A lightweight 3B parameter code-focused language model inspired by MiniMax-M2 architecture, optimized for efficient on-device deployment.

Model Description

Sheikh-2.5-Coder is a 3 billion parameter transformer model specifically designed for code generation and programming assistance. Inspired by the efficient architecture of MiniMax-M2, this model delivers strong performance in code generation while being optimized for on-device deployment.

Key Features

3B Parameters: Optimized for efficiency and performance balance
Code-Focused Training: Trained on diverse programming languages and code patterns
On-Device Ready: Quantized variants available for mobile and edge deployment
Multi-Language Support: Handles multiple programming languages
Chat Capabilities: Instruction-tuned for conversational coding assistance
Efficient Architecture: Inspired by MiniMax-M2's efficiency principles

Performance Highlights

Competitive performance with models 2.5x larger
Optimized memory usage for mobile deployment
Fast inference times suitable for real-time applications
Strong performance on code generation benchmarks

Model Variants

Base Model: Full precision for research and development
8-bit Quantized: Balanced performance and memory usage
4-bit Quantized: Maximum efficiency for edge devices

Usage

Installation

pip install transformers torch

Basic Usage

from transformers import AutoModelForCausalLM, AutoTokenizer
import torch

# Load the model and tokenizer
model_name = "your-username/sheikh-2.5-coder"
tokenizer = AutoTokenizer.from_pretrained(model_name)
model = AutoModelForCausalLM.from_pretrained(
    model_name,
    torch_dtype=torch.bfloat16,
    device_map="auto"
)

# Generate code
prompt = "Write a function to calculate the factorial of a number:"
inputs = tokenizer(prompt, return_tensors="pt").to(model.device)
outputs = model.generate(**inputs, max_new_tokens=200, temperature=0.1)
print(tokenizer.decode(outputs[0], skip_special_tokens=True))

Chat Usage

# For conversational interaction
messages = [
    {"role": "user", "content": "Help me write a Python function to sort a list"}
]
inputs = tokenizer.apply_chat_template(messages, add_generation_prompt=True, return_tensors="pt").to(model.device)
outputs = model.generate(inputs, max_new_tokens=200, temperature=0.1)
response = tokenizer.decode(outputs[0][len(inputs[0]):], skip_special_tokens=True)
print(response)

Technical Specifications

Parameters: 3.09B (2.77B non-embedding)
Context Length: 32,768 tokens
Architecture: Transformer with attention optimizations
Training Data: Diverse programming languages and code-comment pairs
Optimization: Quantization-ready for on-device deployment

Benchmarks

Performance metrics will be added after training completion

Deployment

CPU Inference

model = AutoModelForCausalLM.from_pretrained(
    "your-username/sheikh-2.5-coder",
    torch_dtype=torch.float32,
    device_map="cpu"
)

Mobile Deployment

For mobile deployment, use the quantized variants:

8-bit quantized model for balance of speed and accuracy
4-bit quantized model for maximum efficiency

License

[License information to be added]

Contributing

We welcome contributions!
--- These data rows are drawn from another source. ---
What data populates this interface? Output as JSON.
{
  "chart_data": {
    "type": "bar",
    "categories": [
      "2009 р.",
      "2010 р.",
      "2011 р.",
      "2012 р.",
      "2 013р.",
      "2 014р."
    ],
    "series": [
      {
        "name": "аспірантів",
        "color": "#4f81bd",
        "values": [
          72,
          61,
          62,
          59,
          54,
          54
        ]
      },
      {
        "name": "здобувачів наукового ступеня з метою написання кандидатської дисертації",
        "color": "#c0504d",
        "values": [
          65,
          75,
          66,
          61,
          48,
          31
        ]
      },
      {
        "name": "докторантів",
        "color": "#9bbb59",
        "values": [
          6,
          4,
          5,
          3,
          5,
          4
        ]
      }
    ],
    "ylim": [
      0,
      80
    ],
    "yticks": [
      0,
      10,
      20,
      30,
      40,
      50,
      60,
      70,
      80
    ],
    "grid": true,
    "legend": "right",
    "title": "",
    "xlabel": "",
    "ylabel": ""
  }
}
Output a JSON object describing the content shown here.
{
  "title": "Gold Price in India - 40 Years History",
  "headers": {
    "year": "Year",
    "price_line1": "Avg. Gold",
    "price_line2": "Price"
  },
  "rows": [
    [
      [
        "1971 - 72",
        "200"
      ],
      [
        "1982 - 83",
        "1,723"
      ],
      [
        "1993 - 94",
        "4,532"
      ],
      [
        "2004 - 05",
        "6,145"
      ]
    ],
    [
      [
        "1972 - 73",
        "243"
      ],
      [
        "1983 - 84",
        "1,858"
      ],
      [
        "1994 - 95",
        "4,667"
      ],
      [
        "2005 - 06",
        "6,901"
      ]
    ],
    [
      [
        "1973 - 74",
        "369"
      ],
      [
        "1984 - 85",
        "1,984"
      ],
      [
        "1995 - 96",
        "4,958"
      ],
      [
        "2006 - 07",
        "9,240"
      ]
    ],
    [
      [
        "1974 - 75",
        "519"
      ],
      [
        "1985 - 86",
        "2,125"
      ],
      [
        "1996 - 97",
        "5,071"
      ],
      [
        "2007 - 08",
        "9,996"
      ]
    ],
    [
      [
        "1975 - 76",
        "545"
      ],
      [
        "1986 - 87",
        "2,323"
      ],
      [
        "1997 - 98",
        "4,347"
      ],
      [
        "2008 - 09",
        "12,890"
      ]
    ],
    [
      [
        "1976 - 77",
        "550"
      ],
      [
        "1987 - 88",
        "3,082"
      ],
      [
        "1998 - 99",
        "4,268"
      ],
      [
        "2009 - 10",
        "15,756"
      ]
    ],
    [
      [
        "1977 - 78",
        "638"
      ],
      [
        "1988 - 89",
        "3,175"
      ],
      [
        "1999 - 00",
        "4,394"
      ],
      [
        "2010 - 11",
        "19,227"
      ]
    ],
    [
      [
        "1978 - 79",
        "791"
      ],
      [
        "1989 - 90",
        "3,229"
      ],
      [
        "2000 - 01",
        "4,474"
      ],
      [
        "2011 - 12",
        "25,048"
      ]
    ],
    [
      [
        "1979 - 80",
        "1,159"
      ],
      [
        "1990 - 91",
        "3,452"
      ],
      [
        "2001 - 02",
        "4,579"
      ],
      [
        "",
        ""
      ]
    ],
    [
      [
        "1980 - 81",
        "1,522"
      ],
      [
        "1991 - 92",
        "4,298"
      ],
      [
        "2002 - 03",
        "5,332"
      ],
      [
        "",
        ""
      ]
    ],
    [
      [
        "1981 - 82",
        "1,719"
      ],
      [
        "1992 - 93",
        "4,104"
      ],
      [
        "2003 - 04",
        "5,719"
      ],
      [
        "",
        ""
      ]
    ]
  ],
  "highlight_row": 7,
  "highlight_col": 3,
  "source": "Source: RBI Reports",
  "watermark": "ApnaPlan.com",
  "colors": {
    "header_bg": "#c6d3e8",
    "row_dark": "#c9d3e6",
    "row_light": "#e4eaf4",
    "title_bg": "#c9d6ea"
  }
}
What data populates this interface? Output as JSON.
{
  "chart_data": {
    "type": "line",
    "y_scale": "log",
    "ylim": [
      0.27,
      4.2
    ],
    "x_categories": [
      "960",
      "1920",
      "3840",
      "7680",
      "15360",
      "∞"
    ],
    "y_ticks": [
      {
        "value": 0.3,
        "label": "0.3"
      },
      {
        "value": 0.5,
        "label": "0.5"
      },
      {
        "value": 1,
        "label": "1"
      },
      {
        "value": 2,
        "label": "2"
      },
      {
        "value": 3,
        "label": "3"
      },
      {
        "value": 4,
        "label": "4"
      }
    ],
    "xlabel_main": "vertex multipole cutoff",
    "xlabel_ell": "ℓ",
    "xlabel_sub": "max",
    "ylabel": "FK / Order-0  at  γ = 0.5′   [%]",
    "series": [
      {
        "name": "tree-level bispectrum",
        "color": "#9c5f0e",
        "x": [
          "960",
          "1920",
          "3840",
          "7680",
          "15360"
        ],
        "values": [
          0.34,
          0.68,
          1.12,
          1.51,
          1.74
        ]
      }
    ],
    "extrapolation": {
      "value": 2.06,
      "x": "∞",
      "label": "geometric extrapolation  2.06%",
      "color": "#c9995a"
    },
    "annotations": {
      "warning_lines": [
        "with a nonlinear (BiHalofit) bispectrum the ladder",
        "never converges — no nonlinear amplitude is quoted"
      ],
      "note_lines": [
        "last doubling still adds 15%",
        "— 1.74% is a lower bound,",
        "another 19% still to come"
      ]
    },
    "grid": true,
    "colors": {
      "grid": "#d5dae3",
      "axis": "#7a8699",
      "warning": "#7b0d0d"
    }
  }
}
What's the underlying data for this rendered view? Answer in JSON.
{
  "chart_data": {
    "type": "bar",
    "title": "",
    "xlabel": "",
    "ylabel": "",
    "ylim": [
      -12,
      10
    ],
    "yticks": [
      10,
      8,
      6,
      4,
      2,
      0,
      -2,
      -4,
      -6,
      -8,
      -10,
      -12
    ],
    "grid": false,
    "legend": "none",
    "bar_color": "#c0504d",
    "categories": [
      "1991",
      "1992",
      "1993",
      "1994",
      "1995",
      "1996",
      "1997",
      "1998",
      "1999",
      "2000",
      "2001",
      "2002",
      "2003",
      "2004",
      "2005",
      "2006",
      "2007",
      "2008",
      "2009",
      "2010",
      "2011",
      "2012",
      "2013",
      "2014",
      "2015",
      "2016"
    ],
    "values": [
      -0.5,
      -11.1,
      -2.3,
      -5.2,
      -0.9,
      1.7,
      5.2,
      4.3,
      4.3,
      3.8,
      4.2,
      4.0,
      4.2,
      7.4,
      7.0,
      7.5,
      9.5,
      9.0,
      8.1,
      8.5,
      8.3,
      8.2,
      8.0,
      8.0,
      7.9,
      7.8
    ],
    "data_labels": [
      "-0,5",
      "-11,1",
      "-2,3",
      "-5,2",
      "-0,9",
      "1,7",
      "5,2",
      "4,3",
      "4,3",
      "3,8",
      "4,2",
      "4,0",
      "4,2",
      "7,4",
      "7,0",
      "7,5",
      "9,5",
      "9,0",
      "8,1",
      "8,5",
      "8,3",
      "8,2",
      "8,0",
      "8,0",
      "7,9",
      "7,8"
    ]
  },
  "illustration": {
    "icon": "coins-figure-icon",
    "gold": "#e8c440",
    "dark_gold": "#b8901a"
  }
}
Please see our contributing guidelines for more details.

Citation

@article{sheikh2024sheikh25coder,
  title={Sheikh-2.5-Coder: Efficient On-Device Code Generation Model},
  author={Author Name},
  year={2024}
}

Acknowledgments

Inspired by MiniMax-M2 architecture
Trained on diverse code datasets
Built with modern transformer optimizations

Note: This is a research model. For production use, please thoroughly test performance and consider safety implications.